Les immigrés privés de protection sociale ?

immigrés credits Minnesot historical society (licence creative commons)

La Cour de Luxembourg réprime le tourisme social : est-ce la bonne mesure ?

Par Jacques Garello.

immigrés credits Minnesot historical society (licence creative commons)

Dans l’Europe entière le sort réservé aux immigrés fait débat et en France, la classe politique s’en soucie beaucoup, en général pour dénoncer les abus du « tourisme social », de ces gens qui ne viennent pas pour travailler et enrichir le pays d’accueil, mais pour bénéficier des prestations sociales et parasiter le pays d’accueil.

La position libérale sur le sujet est à notre sens très claire : la liberté de circuler est un droit individuel fondamental et les régimes totalitaires ferment immédiatement leurs frontières aux étrangers. Pour autant, les prestations sociales versées à des personnes qui n’ont pas l’occasion ni même l’intention de travailler doivent être supprimées. Mais cette suppression doit s’appliquer aussi bien aux nationaux qu’aux étrangers immigrés.

Dans le texte de l’arrêt rendu le 11 novembre dernier par la Cour Européenne de Justice qui siège à Luxembourg, la distinction est faite de façon très nette entre le droit à la libre circulation au sein de l’Union Européenne et le droit à l’accès à la protection sociale du pays d’accueil. C’est une position qu’ont choisie les partisans de « l’immigration sélective » et François Fillon a évoqué le fossé qui sépare « l’immigration de l’effort » de « l’immigration de confort ».

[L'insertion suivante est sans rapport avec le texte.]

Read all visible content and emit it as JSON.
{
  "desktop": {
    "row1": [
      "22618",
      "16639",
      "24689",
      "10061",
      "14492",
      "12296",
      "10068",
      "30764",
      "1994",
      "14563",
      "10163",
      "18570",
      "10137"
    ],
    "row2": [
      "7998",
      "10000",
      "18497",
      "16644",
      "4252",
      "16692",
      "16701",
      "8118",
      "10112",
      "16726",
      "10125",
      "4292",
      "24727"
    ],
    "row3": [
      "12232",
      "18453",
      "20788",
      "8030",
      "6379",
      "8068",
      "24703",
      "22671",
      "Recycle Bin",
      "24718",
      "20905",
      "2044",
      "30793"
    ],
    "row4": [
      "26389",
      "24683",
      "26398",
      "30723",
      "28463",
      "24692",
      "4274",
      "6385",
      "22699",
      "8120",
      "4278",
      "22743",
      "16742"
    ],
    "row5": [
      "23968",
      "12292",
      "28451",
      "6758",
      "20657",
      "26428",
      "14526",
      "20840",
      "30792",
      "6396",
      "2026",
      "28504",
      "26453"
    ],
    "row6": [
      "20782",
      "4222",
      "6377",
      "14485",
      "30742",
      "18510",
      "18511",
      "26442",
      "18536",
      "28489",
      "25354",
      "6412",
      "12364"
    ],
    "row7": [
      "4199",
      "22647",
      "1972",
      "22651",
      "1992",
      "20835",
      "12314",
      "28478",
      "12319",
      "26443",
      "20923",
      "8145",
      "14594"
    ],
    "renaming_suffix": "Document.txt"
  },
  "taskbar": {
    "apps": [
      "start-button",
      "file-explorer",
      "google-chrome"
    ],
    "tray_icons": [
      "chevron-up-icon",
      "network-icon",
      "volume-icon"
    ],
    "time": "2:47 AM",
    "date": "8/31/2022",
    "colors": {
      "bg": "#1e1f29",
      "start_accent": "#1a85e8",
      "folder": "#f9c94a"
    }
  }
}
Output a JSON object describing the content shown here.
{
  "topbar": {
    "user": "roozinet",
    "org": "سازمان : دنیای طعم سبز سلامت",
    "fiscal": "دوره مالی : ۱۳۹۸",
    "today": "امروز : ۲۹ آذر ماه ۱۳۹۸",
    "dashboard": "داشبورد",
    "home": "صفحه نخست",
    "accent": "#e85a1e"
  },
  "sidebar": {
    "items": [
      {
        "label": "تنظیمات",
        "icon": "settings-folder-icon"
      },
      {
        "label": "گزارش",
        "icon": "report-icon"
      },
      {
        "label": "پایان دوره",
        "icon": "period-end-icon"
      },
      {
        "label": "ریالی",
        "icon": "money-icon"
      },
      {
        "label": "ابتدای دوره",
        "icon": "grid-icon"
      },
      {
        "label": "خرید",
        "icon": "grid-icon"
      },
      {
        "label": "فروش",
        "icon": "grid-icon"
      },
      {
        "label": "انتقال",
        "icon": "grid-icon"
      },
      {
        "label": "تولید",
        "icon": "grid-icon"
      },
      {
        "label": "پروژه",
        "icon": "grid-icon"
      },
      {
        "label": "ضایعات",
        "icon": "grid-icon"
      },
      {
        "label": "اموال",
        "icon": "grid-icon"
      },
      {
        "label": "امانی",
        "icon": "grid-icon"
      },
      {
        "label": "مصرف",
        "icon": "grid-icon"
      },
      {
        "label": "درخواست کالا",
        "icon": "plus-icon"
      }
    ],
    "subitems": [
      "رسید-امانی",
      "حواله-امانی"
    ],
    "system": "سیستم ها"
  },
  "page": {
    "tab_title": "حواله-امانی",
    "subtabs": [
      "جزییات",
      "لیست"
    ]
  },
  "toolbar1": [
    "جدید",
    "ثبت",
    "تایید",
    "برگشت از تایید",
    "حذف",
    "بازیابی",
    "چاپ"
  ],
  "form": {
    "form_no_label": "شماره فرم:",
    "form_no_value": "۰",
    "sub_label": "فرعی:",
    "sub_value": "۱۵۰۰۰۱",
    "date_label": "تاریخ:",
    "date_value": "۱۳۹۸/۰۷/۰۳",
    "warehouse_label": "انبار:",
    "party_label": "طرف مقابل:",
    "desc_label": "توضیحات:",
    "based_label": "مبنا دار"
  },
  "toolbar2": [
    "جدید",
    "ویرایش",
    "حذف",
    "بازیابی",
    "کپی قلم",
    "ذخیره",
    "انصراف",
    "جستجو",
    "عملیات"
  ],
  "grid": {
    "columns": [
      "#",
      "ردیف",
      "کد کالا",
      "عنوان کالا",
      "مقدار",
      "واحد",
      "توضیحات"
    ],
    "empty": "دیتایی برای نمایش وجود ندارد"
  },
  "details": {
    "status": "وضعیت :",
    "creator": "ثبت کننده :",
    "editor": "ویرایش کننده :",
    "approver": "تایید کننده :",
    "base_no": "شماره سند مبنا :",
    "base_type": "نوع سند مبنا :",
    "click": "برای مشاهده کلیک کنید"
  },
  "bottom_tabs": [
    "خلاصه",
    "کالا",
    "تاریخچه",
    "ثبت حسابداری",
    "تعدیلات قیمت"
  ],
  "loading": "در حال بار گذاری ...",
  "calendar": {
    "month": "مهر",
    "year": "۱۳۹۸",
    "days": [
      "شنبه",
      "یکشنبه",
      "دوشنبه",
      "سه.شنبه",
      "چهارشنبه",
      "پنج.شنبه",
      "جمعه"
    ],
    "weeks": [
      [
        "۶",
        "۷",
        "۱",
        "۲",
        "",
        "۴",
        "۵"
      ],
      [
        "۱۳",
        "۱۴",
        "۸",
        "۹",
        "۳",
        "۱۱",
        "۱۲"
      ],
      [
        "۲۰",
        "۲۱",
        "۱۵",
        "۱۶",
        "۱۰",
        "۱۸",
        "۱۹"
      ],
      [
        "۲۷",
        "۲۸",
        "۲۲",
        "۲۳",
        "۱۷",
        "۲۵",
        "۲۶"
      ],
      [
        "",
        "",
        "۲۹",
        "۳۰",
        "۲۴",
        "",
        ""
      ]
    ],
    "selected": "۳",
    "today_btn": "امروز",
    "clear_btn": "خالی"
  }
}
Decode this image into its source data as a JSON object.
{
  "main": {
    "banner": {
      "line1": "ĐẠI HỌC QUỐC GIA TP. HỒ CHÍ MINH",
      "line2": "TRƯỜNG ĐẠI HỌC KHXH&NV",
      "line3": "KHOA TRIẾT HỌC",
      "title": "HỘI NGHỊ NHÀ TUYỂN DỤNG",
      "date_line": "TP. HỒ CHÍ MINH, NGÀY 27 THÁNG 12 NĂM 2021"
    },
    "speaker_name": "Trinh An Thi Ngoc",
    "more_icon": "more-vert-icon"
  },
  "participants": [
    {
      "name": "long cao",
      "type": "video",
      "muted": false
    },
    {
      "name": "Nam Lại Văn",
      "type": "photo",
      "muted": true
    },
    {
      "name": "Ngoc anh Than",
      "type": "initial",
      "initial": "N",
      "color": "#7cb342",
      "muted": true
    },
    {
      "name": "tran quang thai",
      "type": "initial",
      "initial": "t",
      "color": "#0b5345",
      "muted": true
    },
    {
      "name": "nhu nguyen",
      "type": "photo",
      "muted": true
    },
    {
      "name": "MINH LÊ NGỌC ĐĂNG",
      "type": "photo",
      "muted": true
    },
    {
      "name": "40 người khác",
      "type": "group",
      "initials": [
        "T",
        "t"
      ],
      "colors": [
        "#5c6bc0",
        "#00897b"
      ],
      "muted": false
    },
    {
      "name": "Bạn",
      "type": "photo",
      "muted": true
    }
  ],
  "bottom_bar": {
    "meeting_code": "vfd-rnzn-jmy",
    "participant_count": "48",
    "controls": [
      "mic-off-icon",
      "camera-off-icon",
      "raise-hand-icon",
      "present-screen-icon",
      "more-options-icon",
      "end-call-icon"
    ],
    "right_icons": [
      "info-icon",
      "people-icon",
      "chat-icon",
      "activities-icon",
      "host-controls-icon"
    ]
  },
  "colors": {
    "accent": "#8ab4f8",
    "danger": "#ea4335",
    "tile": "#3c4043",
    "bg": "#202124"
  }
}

Mais pourquoi limiter cette distinction aux seuls immigrés ? C’est le principe même de la protection sociale obligatoire et publique qui doit être mis en cause, et pour tout le monde. La France s’est développée et enrichie grâce à l’afflux de main d’œuvre étrangère, tout comme les États-Unis, le Canada et maintenant l’Angleterre. Mais tout a basculé quand a été créée la Sécurité Sociale, un système conçu pour engendrer gaspillages, abus et tricheries.

Voici donc la bonne mesure à prendre : verser aux travailleurs leur salaire complet, et leur demander de s’assurer auprès de compagnies privées ou de mutuelles. L’assistance publique se limite alors à l’aide humanitaire apportée ponctuellement par les instances d’État ou de collectivités locales, elle ne peut constituer un « droit social ».

Il est temps de rompre avec la pratique indigne de l’assistanat, et inciter chacun à gagner sa vie par son activité productive. Il est d’ailleurs prouvé que l’entreprise est un creuset où viennent se fondre des hommes et des femmes de toutes conditions, de toutes origines. L’exercice de la responsabilité personnelle est source d’harmonie sociale.